Maple Eight pension plan grows assets to $320.6 billion despite private market headwinds

Plan ramps up Canadian investment amid volatile global markets

Maple Eight pension plan grows assets to $320.6 billion despite private market headwinds

The Public Sector Pension Investment Board (PSP Investments), one of Canada’s Maple Eight pension funds, closed fiscal 2026 with $320.6 billion in net assets under management, a 7.0 per cent increase from the prior year, according to its release on Tuesday.

But its one-year net return of 6.5 per cent trailed its Reference Portfolio by 5.2 percentage points, the widest single-year gap the fund has reported in recent memory.

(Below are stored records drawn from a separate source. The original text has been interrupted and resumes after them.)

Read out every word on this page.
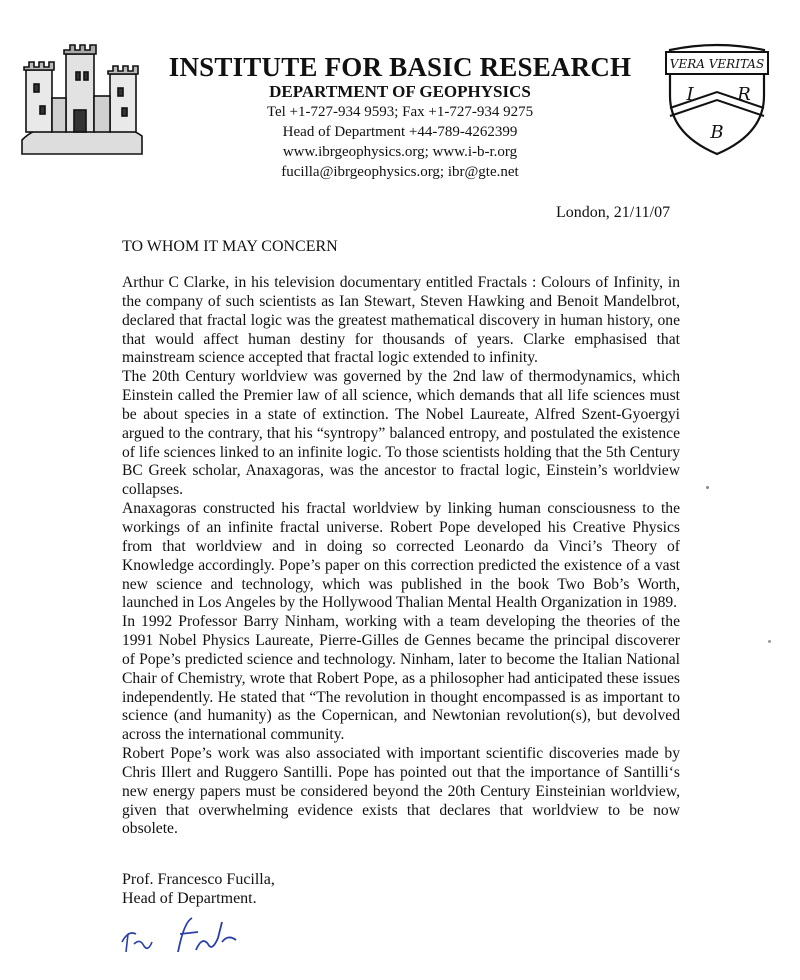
INSTITUTE FOR BASIC RESEARCH
DEPARTMENT OF GEOPHYSICS
Tel +1-727-934 9593; Fax +1-727-934 9275
Head of Department +44-789-4262399
www.ibrgeophysics.org; www.i-b-r.org
fucilla@ibrgeophysics.org; ibr@gte.net
VERA VERITAS
I R
B
London, 21/11/07
TO WHOM IT MAY CONCERN

Arthur C Clarke, in his television documentary entitled Fractals : Colours of Infinity, in the company of such scientists as Ian Stewart, Steven Hawking and Benoit Mandelbrot, declared that fractal logic was the greatest mathematical discovery in human history, one that would affect human destiny for thousands of years. Clarke emphasised that mainstream science accepted that fractal logic extended to infinity.

The 20th Century worldview was governed by the 2nd law of thermodynamics, which Einstein called the Premier law of all science, which demands that all life sciences must be about species in a state of extinction. The Nobel Laureate, Alfred Szent-Gyoergyi argued to the contrary, that his “syntropy” balanced entropy, and postulated the existence of life sciences linked to an infinite logic. To those scientists holding that the 5th Century BC Greek scholar, Anaxagoras, was the ancestor to fractal logic, Einstein’s worldview collapses.

Anaxagoras constructed his fractal worldview by linking human consciousness to the workings of an infinite fractal universe. Robert Pope developed his Creative Physics from that worldview and in doing so corrected Leonardo da Vinci’s Theory of Knowledge accordingly. Pope’s paper on this correction predicted the existence of a vast new science and technology, which was published in the book Two Bob’s Worth, launched in Los Angeles by the Hollywood Thalian Mental Health Organization in 1989.

In 1992 Professor Barry Ninham, working with a team developing the theories of the 1991 Nobel Physics Laureate, Pierre-Gilles de Gennes became the principal discoverer of Pope’s predicted science and technology. Ninham, later to become the Italian National Chair of Chemistry, wrote that Robert Pope, as a philosopher had anticipated these issues independently. He stated that “The revolution in thought encompassed is as important to science (and humanity) as the Copernican, and Newtonian revolution(s), but devolved across the international community.

Robert Pope’s work was also associated with important scientific discoveries made by Chris Illert and Ruggero Santilli. Pope has pointed out that the importance of Santilli‘s new energy papers must be considered beyond the 20th Century Einsteinian worldview, given that overwhelming evidence exists that declares that worldview to be now obsolete.

Prof. Francesco Fucilla,
Head of Department.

The shortfall, PSP noted, was concentrated in private markets as macroeconomic and market conditions created a more challenging environment for private assets, and the use of public-market-based benchmarks amplified the divergence over the shorter time horizon.

Real estate was the weakest performer, posting a negative 7.3 per cent return for the year and a negative 0.5 per cent annualized return over five years. Contrastingly, public market equities returned 20.6 per cent, underscoring the valuation gap between listed and unlisted holdings that weighed on overall results.

Currency movements detracted 2.2 per cent during the fiscal year, partially reversing 5.8 per cent of currency gains recorded in fiscal 2025.

"Despite heightened volatility and uncertainty, PSP Investments delivered solid results and continued to strengthen the long-term funding position of the pension plans we support," Deborah K. Orida, president and CEO, said in a statement, adding that the fund's long-term results, return stability, and plan funding levels were the more meaningful indicators of performance.

PSP has outperformed the Reference Portfolio on a one-year basis roughly 70 per cent of the time since inception, and over 10 years the fund delivered a net annualized return of 8.8 per cent, generating $14.5 billion in cumulative net investment gains above the benchmark.

Infrastructure led the private asset classes at 10.1 per cent for the year and 12.7 per cent annualized over a decade. Private equity returned 5.3 per cent for the year, while credit investments came in at 3.1 per cent. Natural resources posted 2.4 per cent. Fixed income returned 2.3 per cent for the year and 3.2 per cent over 10 years.

On the cost side, PSP reported an operating cost ratio of 24.7 basis points, down from 27.9 basis points the previous year, a decline the fund attributed to portfolio streamlining and asset sales under its three-year strategic plan. Total costs, including financing and external manager fees, rose slightly to $3.942 billion from $3.885 billion in fiscal 2025.

Orida acknowledged the fund’s domestic investment activity as a bright spot.

"In fiscal 2026, we invested over $10 billion in Canada, primarily driven by increased direct private investments and a higher allocation to Canadian equities, which performed well this year," she said.

Gross assets under management in Canada exceeded $75 billion as of March 31, 2026.

Separately, PSP's subsidiary Canada Growth Fund Investment Management continued to manage the $15-billion Canada Growth Fund, which has completed 18 transactions totalling approximately $5 billion in Canadian commitments.

PSP manages pension assets for the federal Public Service, the Canadian Armed Forces, the RCMP, and the Reserve Force. Investment returns account for approximately 70 per cent of net assets under management, with Government of Canada fund transfers making up the remaining 30 per cent.